Health Services and Outcomes Research |
From the University of Virginia School of Medicine, Charlottesville (G.J.S., D.P.W., M.N.O., S.W.H., C.K.H., A.M.D.W.); Vanderbilt University School of Medicine, Nashville, Tenn (F.E.H.); Eastern Virginia Medical School, Norfolk (A.L.P.); and Case Western Reserve University, Cleveland, Ohio (A.F.C.).
Correspondence to George J. Stukenborg, PhD, Department of Public Health Sciences, University of Virginia School of Medicine, Multistory Building (Hospital West Complex), Room 3181, PO Box 800438, Charlottesville, VA 22908-0821. E-mail gstukenborg{at}virginia.edu
Received April 30, 2007; accepted September 21, 2007.
Background— Public reports that compare hospital mortality rates for patients with acute myocardial infarction are commonly used strategies for improving the quality of care delivered to these patients. Fair comparisons of hospital mortality rates require thorough adjustments for differences among patients in baseline mortality risk. This study examines the effect on hospital mortality rate comparisons of improved risk adjustment methods using diagnoses reported as present-at-admission.
Methods and Results— Logistic regression models and related methods originally used by California to compare hospital mortality rates for patients with acute myocardial infarction are replicated.
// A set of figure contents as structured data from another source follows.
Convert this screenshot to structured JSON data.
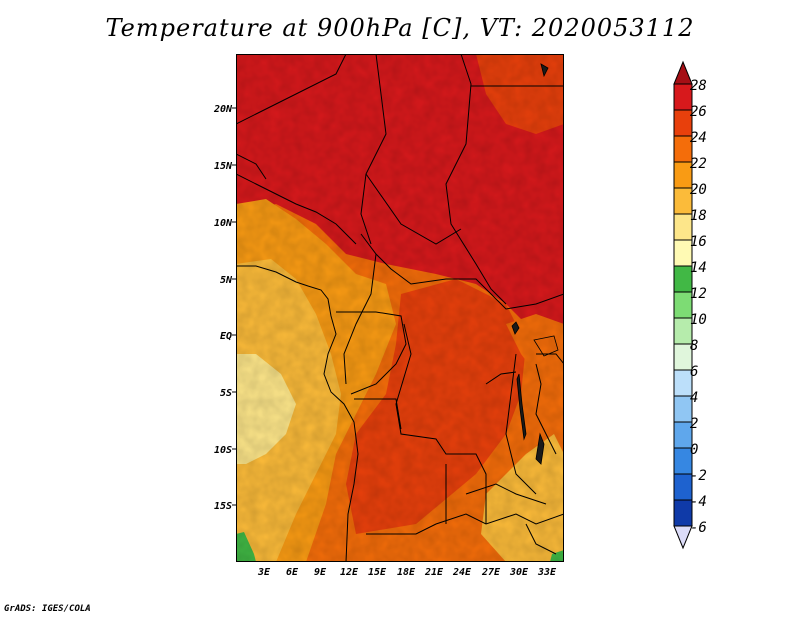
{
  "title": "Temperature at 900hPa [C], VT: 2020053112",
  "footer": "GrADS: IGES/COLA",
  "map": {
    "lat_labels": [
      "20N",
      "15N",
      "10N",
      "5N",
      "EQ",
      "5S",
      "10S",
      "15S"
    ],
    "lon_labels": [
      "3E",
      "6E",
      "9E",
      "12E",
      "15E",
      "18E",
      "21E",
      "24E",
      "27E",
      "30E",
      "33E"
    ]
  },
  "colorbar": {
    "labels": [
      "28",
      "26",
      "24",
      "22",
      "20",
      "18",
      "16",
      "14",
      "12",
      "10",
      "8",
      "6",
      "4",
      "2",
      "0",
      "-2",
      "-4",
      "-6"
    ],
    "colors": {
      "above_28": "#a50f15",
      "26_28": "#d7191c",
      "24_26": "#e8400c",
      "22_24": "#f46d0a",
      "20_22": "#f99b14",
      "18_20": "#fbbb3a",
      "16_18": "#fde68a",
      "14_16": "#fffab4",
      "12_14": "#41b845",
      "10_12": "#7ddc74",
      "8_10": "#b6ecac",
      "6_8": "#e0f6dc",
      "4_6": "#bcdffa",
      "2_4": "#90c6f3",
      "0_2": "#5fa7ec",
      "m2_0": "#3687e2",
      "m4_m2": "#1e62cf",
      "m6_m4": "#0f3aa8",
      "below_m6": "#051a6e",
      "lower_arrow": "#dcdcf8"
    }
  }
}
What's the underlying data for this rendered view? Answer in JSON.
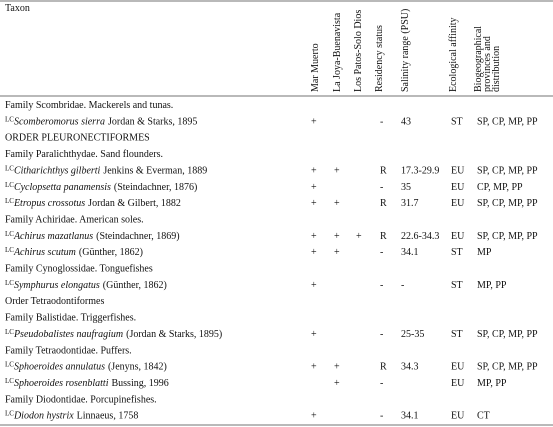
{
  "header": {
    "taxon": "Taxon",
    "columns": [
      "Mar Muerto",
      "La Joya-Buenavista",
      "Los Patos-Solo Dios",
      "Residency status",
      "Salinity range (PSU)",
      "Ecological affinity",
      [
        "Biogeographical",
        "provinces and",
        "distribution"
      ]
    ]
  },
  "rows": [
    {
      "label": "Family Scombridae. Mackerels and tunas."
    },
    {
      "status": "LC",
      "species": "Scomberomorus sierra",
      "author": "Jordan & Starks, 1895",
      "cells": [
        "+",
        null,
        null,
        "-",
        "43",
        "ST",
        "SP, CP, MP, PP"
      ]
    },
    {
      "label": "ORDER PLEURONECTIFORMES"
    },
    {
      "label": "Family Paralichthydae. Sand flounders."
    },
    {
      "status": "LC",
      "species": "Citharichthys gilberti",
      "author": "Jenkins & Everman, 1889",
      "cells": [
        "+",
        "+",
        null,
        "R",
        "17.3-29.9",
        "EU",
        "SP, CP, MP, PP"
      ]
    },
    {
      "status": "LC",
      "species": "Cyclopsetta panamensis",
      "author": "(Steindachner, 1876)",
      "cells": [
        "+",
        null,
        null,
        "-",
        "35",
        "EU",
        "CP, MP, PP"
      ]
    },
    {
      "status": "LC",
      "species": "Etropus crossotus",
      "author": "Jordan & Gilbert, 1882",
      "cells": [
        "+",
        "+",
        null,
        "R",
        "31.7",
        "EU",
        "SP, CP, MP, PP"
      ]
    },
    {
      "label": "Family Achiridae. American soles."
    },
    {
      "status": "LC",
      "species": "Achirus mazatlanus",
      "author": "(Steindachner, 1869)",
      "cells": [
        "+",
        "+",
        "+",
        "R",
        "22.6-34.3",
        "EU",
        "SP, CP, MP, PP"
      ]
    },
    {
      "status": "LC",
      "species": "Achirus scutum",
      "author": "(Günther, 1862)",
      "cells": [
        "+",
        "+",
        null,
        "-",
        "34.1",
        "ST",
        "MP"
      ]
    },
    {
      "label": "Family Cynoglossidae. Tonguefishes"
    },
    {
      "status": "LC",
      "species": "Symphurus elongatus",
      "author": "(Günther, 1862)",
      "cells": [
        "+",
        null,
        null,
        "-",
        "-",
        "ST",
        "MP, PP"
      ]
    },
    {
      "label": "Order Tetraodontiformes"
    },
    {
      "label": "Family Balistidae. Triggerfishes."
    },
    {
      "status": "LC",
      "species": "Pseudobalistes naufragium",
      "author": "(Jordan & Starks, 1895)",
      "cells": [
        "+",
        null,
        null,
        "-",
        "25-35",
        "ST",
        "SP, CP, MP, PP"
      ]
    },
    {
      "label": "Family Tetraodontidae. Puffers."
    },
    {
      "status": "LC",
      "species": "Sphoeroides annulatus",
      "author": "(Jenyns, 1842)",
      "cells": [
        "+",
        "+",
        null,
        "R",
        "34.3",
        "EU",
        "SP, CP, MP, PP"
      ]
    },
    {
      "status": "LC",
      "species": "Sphoeroides rosenblatti",
      "author": "Bussing, 1996",
      "cells": [
        null,
        "+",
        null,
        "-",
        null,
        "EU",
        "MP, PP"
      ]
    },
    {
      "label": "Family Diodontidae. Porcupinefishes."
    },
    {
      "status": "LC",
      "species": "Diodon hystrix",
      "author": "Linnaeus, 1758",
      "cells": [
        "+",
        null,
        null,
        "-",
        "34.1",
        "EU",
        "CT"
      ]
    }
  ]
}
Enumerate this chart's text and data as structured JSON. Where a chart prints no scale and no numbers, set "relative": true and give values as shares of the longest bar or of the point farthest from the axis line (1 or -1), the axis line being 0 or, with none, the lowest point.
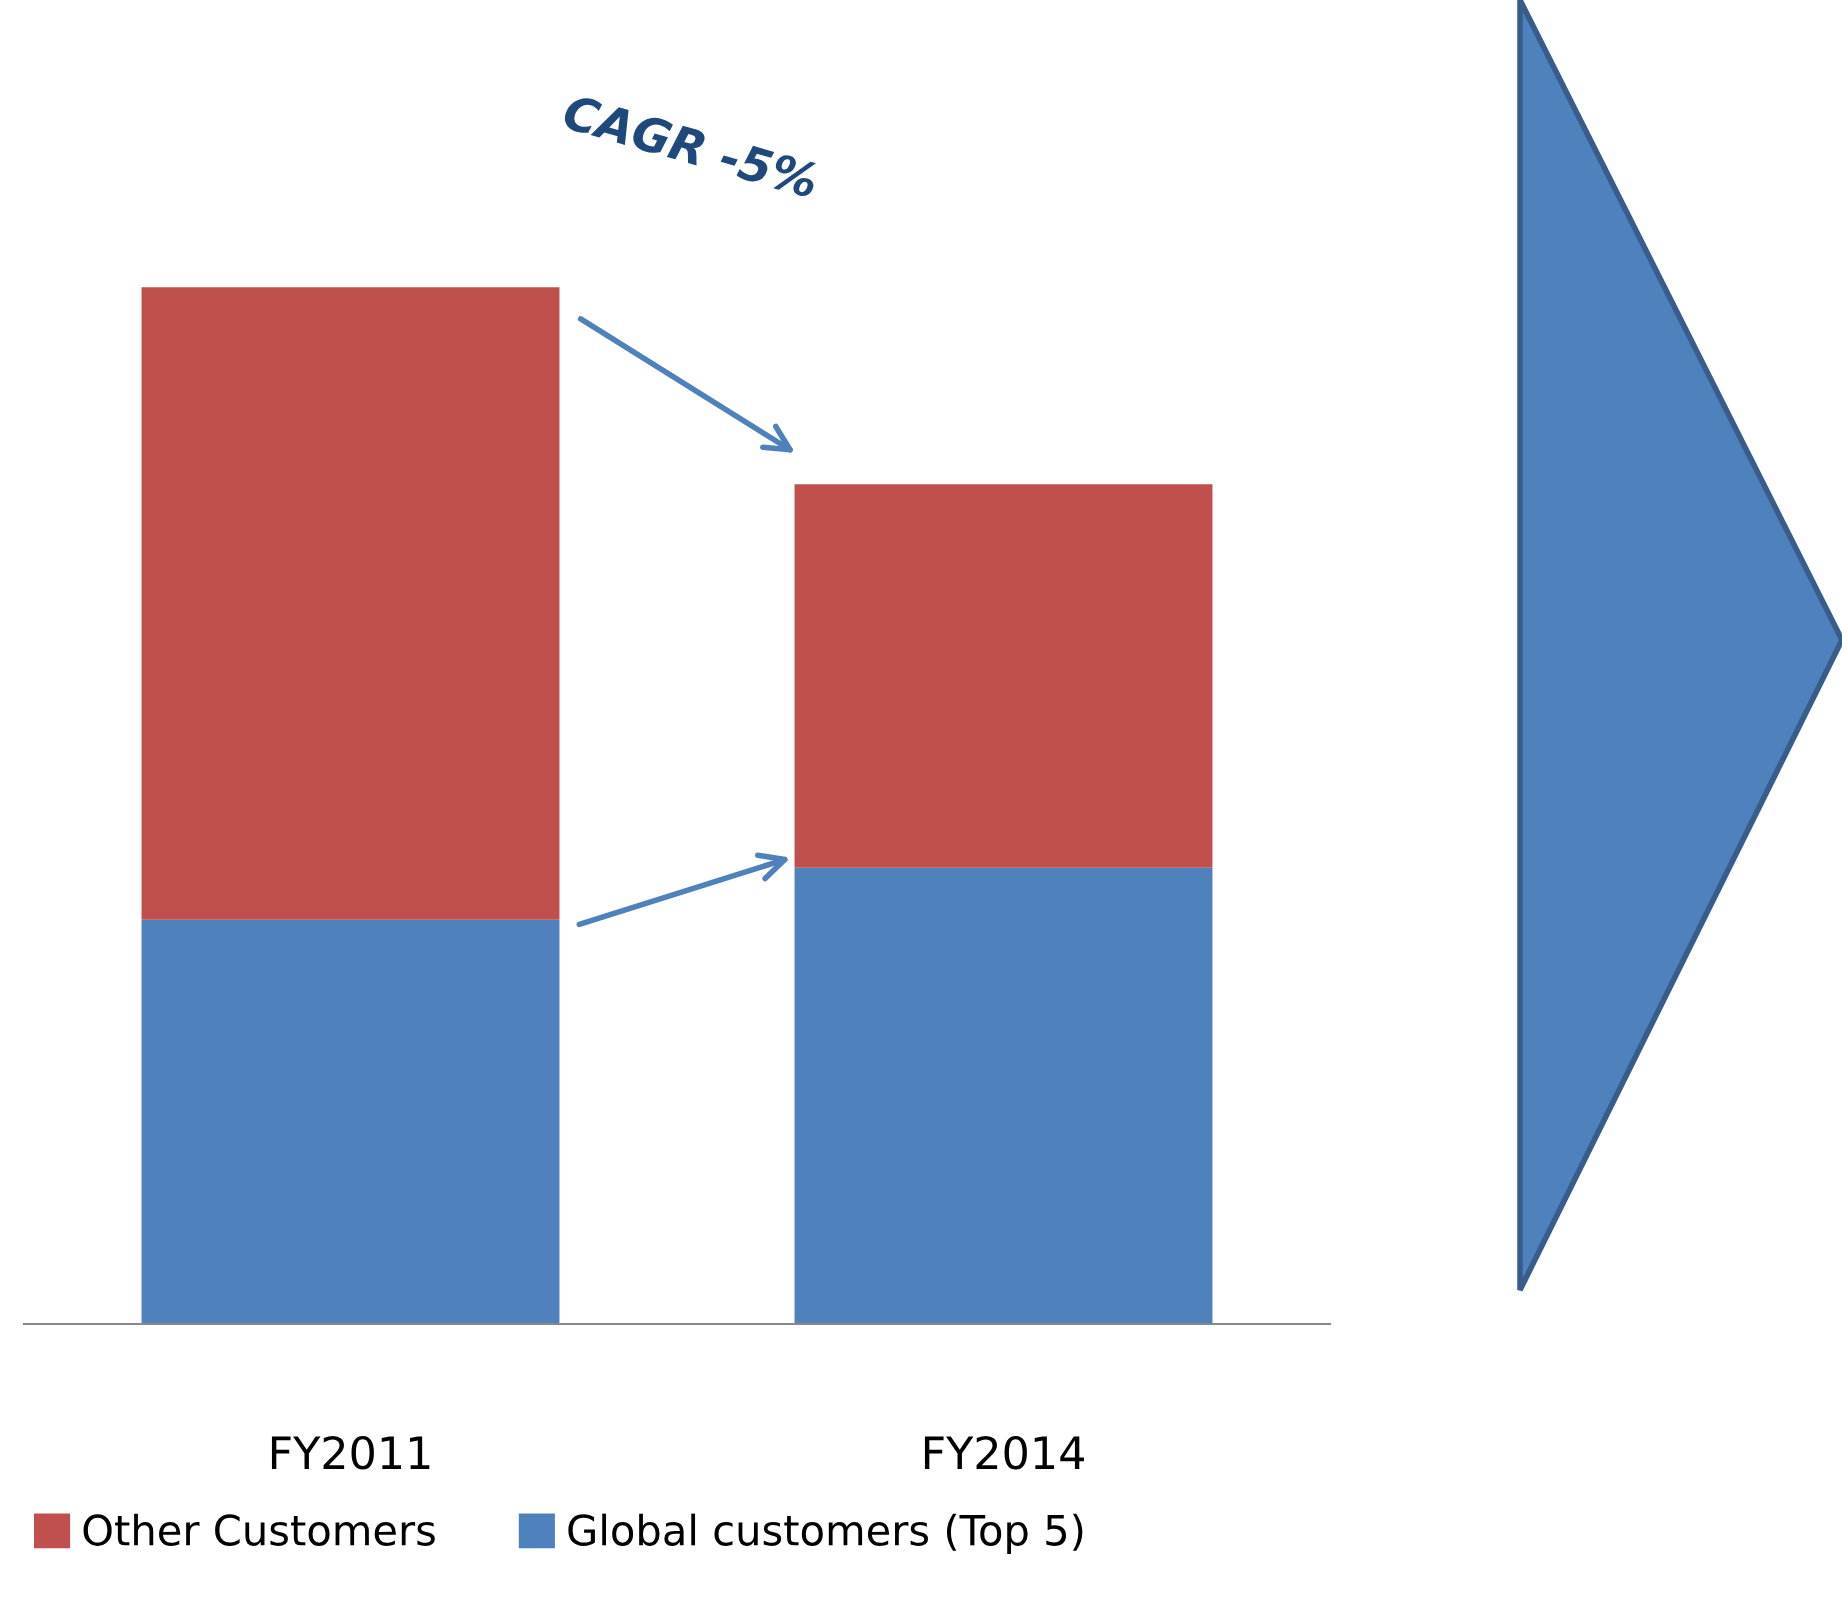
{
  "chart_data": {
    "type": "bar",
    "stacked": true,
    "relative": true,
    "categories": [
      "FY2011",
      "FY2014"
    ],
    "series": [
      {
        "name": "Global customers (Top 5)",
        "color": "#4f81bd",
        "values": [
          0.39,
          0.44
        ]
      },
      {
        "name": "Other Customers",
        "color": "#c0504d",
        "values": [
          0.61,
          0.37
        ]
      }
    ],
    "annotations": [
      "CAGR -5%"
    ],
    "legend": "bottom",
    "grid": false
  }
}
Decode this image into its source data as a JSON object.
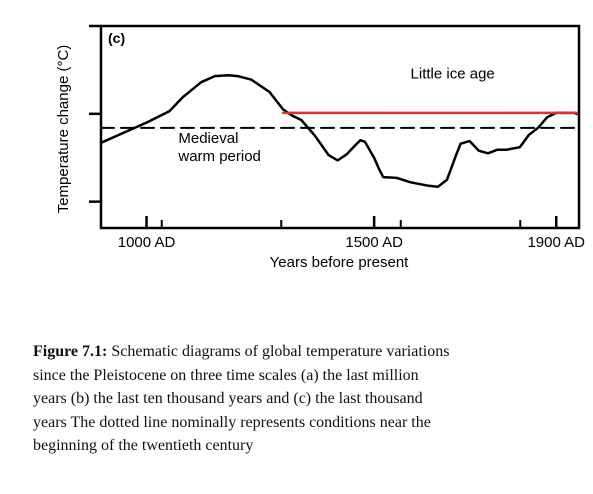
{
  "chart_data": {
    "type": "line",
    "panel_label": "(c)",
    "title": "",
    "xlabel": "Years before present",
    "ylabel": "Temperature change (°C)",
    "x_ticks": [
      {
        "value": 1000,
        "label": "1000 AD"
      },
      {
        "value": 1500,
        "label": "1500 AD"
      },
      {
        "value": 1900,
        "label": "1900 AD"
      }
    ],
    "xlim": [
      900,
      1950
    ],
    "y_ticks": [
      -1,
      0,
      1
    ],
    "ylim": [
      -1.3,
      1.0
    ],
    "grid": false,
    "series": [
      {
        "name": "",
        "style": "solid",
        "color": "#000000",
        "x": [
          900,
          1000,
          1050,
          1080,
          1120,
          1150,
          1180,
          1200,
          1230,
          1270,
          1300,
          1320,
          1340,
          1370,
          1400,
          1420,
          1440,
          1460,
          1470,
          1480,
          1500,
          1510,
          1520,
          1550,
          1580,
          1620,
          1640,
          1660,
          1680,
          1690,
          1710,
          1730,
          1750,
          1770,
          1790,
          1820,
          1840,
          1860,
          1880,
          1900,
          1920,
          1940,
          1945
        ],
        "y": [
          -0.33,
          -0.1,
          0.03,
          0.19,
          0.36,
          0.43,
          0.44,
          0.43,
          0.39,
          0.25,
          0.05,
          -0.02,
          -0.07,
          -0.25,
          -0.47,
          -0.53,
          -0.46,
          -0.35,
          -0.3,
          -0.32,
          -0.5,
          -0.62,
          -0.72,
          -0.73,
          -0.78,
          -0.82,
          -0.83,
          -0.75,
          -0.47,
          -0.34,
          -0.31,
          -0.42,
          -0.45,
          -0.41,
          -0.41,
          -0.38,
          -0.24,
          -0.16,
          -0.04,
          0.01,
          0.01,
          0.01,
          0.0
        ]
      },
      {
        "name": "",
        "style": "dashed",
        "color": "#000000",
        "x": [
          900,
          1950
        ],
        "y": [
          -0.16,
          -0.16
        ]
      },
      {
        "name": "",
        "style": "solid",
        "color": "#e03030",
        "x": [
          1300,
          1945
        ],
        "y": [
          0.01,
          0.01
        ]
      }
    ],
    "annotations": [
      {
        "lines": [
          "Little ice age"
        ],
        "x": 1580,
        "y": 0.4
      },
      {
        "lines": [
          "Medieval",
          "warm period"
        ],
        "x": 1070,
        "y": -0.33
      }
    ]
  },
  "caption": {
    "lead": "Figure 7.1:",
    "lines": [
      " Schematic diagrams of global temperature variations",
      "since the Pleistocene on three time scales  (a)  the last million",
      "years  (b)  the last ten thousand years  and  (c)  the last thousand",
      "years  The dotted line nominally represents conditions near the",
      "beginning of the twentieth century"
    ]
  }
}
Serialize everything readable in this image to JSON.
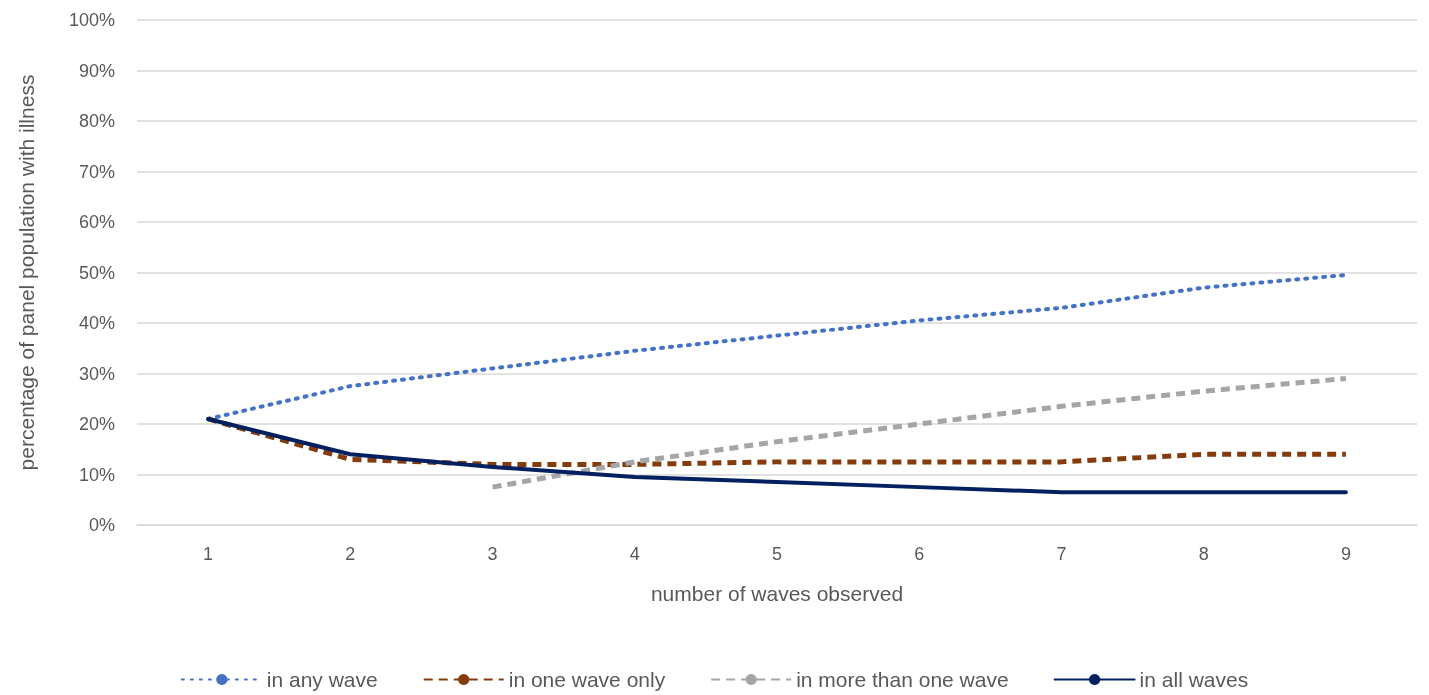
{
  "chart_data": {
    "type": "line",
    "xlabel": "number of waves observed",
    "ylabel": "percentage of panel population with illness",
    "categories": [
      "1",
      "2",
      "3",
      "4",
      "5",
      "6",
      "7",
      "8",
      "9"
    ],
    "series": [
      {
        "name": "in any wave",
        "color": "#4472c4",
        "line_style": "dotted",
        "values": [
          21,
          27.5,
          31,
          34.5,
          37.5,
          40.5,
          43,
          47,
          49.5
        ]
      },
      {
        "name": "in one wave only",
        "color": "#843c0c",
        "line_style": "dashed",
        "values": [
          21,
          13,
          12,
          12,
          12.5,
          12.5,
          12.5,
          14,
          14
        ]
      },
      {
        "name": "in more than one wave",
        "color": "#a5a5a5",
        "line_style": "dashed",
        "values": [
          null,
          null,
          7.5,
          12.5,
          16.5,
          20,
          23.5,
          26.5,
          29
        ]
      },
      {
        "name": "in all waves",
        "color": "#002060",
        "line_style": "solid",
        "values": [
          21,
          14,
          11.5,
          9.5,
          8.5,
          7.5,
          6.5,
          6.5,
          6.5
        ]
      }
    ],
    "ylim": [
      0,
      100
    ],
    "yticks": [
      {
        "value": 0,
        "label": "0%"
      },
      {
        "value": 10,
        "label": "10%"
      },
      {
        "value": 20,
        "label": "20%"
      },
      {
        "value": 30,
        "label": "30%"
      },
      {
        "value": 40,
        "label": "40%"
      },
      {
        "value": 50,
        "label": "50%"
      },
      {
        "value": 60,
        "label": "60%"
      },
      {
        "value": 70,
        "label": "70%"
      },
      {
        "value": 80,
        "label": "80%"
      },
      {
        "value": 90,
        "label": "90%"
      },
      {
        "value": 100,
        "label": "100%"
      }
    ],
    "grid": "y",
    "legend": "bottom",
    "marker": "none"
  }
}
These results are contrasted with results obtained for the same hospitals by patient-level mortality risk adjustment models using present-at-admission diagnoses, using 3 statistical methods of identifying hospitals with higher or lower than expected mortality: indirect standardization, adjusted odds ratios, and hierarchical models. Models using present-at-admission diagnoses identified substantially fewer hospitals as outliers than did California model A for each of the 3 statistical methods considered.
Conclusions— Large improvements in statistical performance can be achieved with the use of present-at-admission diagnoses to characterize baseline mortality risk. These improvements are important because models with better statistical performance identify different hospitals as having better or worse than expected mortality.